For decades, several employees of Lebanon’s Center for Educational Research and Development (CERD) have been working at the Education Ministry.
This week, Minister Tarek Al-Majzoub decided to expel them to “where they belong.”
Over the course of 32 years, i.e. before the Education Ministry came to occupy its current building, these employees were part of the Ministry’s team, collaborating on tasks and projects with their colleagues without reportedly any issues.
It was a shock, therefore, for them to be informed on July 1st that they would soon have to evict their offices on the grounds of the Ministry’s need for the workspaces that they occupied.
Bewildered, the 10 employees repeatedly attempted to contact Minister Al-Majzoub to get answers but to no avail.
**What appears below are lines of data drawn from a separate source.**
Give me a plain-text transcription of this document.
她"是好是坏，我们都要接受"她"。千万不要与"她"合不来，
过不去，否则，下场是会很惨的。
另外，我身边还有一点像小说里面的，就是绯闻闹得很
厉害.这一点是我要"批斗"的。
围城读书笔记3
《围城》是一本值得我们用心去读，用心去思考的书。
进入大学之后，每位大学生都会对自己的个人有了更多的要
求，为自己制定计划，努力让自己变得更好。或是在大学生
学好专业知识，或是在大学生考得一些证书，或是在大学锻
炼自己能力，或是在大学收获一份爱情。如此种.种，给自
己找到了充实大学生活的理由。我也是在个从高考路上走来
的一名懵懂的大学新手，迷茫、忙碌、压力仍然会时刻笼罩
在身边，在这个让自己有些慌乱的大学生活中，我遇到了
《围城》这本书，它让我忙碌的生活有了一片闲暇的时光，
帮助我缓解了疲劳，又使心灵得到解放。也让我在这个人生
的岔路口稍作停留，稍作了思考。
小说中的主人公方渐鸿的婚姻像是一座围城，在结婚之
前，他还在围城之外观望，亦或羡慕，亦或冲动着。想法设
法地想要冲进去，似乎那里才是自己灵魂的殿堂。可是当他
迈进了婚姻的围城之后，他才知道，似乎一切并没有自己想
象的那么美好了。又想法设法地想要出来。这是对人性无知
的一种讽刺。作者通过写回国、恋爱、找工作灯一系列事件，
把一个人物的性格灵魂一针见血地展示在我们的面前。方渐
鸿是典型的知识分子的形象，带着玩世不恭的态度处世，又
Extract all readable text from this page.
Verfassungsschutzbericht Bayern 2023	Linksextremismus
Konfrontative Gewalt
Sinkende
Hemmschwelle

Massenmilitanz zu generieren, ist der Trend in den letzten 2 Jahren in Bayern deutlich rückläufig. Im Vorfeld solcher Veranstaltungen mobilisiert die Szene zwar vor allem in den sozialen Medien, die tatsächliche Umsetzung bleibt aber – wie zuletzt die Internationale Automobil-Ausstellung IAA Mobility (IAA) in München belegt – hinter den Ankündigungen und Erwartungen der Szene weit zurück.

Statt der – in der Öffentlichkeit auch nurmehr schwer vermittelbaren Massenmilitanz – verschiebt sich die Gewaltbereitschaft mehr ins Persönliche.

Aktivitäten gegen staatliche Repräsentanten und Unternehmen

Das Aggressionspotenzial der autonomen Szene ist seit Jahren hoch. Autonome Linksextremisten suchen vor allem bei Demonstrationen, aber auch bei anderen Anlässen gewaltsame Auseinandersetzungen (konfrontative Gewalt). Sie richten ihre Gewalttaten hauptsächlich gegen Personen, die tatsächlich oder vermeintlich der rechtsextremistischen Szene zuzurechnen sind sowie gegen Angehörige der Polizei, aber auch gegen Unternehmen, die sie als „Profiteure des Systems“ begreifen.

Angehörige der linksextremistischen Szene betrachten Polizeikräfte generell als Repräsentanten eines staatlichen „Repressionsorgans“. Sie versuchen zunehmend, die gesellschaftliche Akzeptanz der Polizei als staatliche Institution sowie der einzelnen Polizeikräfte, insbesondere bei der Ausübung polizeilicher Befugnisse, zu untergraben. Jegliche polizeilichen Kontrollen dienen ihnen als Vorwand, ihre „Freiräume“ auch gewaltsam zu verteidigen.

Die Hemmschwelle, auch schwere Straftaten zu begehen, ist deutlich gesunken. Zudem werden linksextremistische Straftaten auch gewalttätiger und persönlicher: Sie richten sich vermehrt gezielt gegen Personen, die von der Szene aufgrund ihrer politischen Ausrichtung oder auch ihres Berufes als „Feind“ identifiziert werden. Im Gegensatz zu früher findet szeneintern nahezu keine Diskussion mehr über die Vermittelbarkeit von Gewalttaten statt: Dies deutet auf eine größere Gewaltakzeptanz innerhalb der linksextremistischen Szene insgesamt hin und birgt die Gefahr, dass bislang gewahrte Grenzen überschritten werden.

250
They tried to set up a meeting with him but their pleas were not heard; until they finally were last week.
In the Thursday meeting, they explained to the official that their lives had been “programmed” in accordance with their residences’ proximity to the Education Ministry’s headquarters.
“The economic conditions no longer allow us to incur additional expenses,” they pled, indicating that the CERD headquarters that they were being forced to transfer to was far away.
While the Minister did appear to sympathize with their appeal during the meeting, as a member of the group attested to Al-Akhbar, the employees’ high hopes were crushed when, this past Monday, their offices were no longer theirs.
The outraged employees were asked to leave without being allowed to take their belongings from their offices and were told that “someone would send them their items in boxes.”
In its aftermath, Minister Al-Majzoub reportedly justified the decision by saying that it was in adherence to the general mobilization and social distancing rules, aka, distributing the Ministry’s employees over a larger space.
However, the question that the employees have been wondering about is, considering that the general mobilization has been active for months, why now?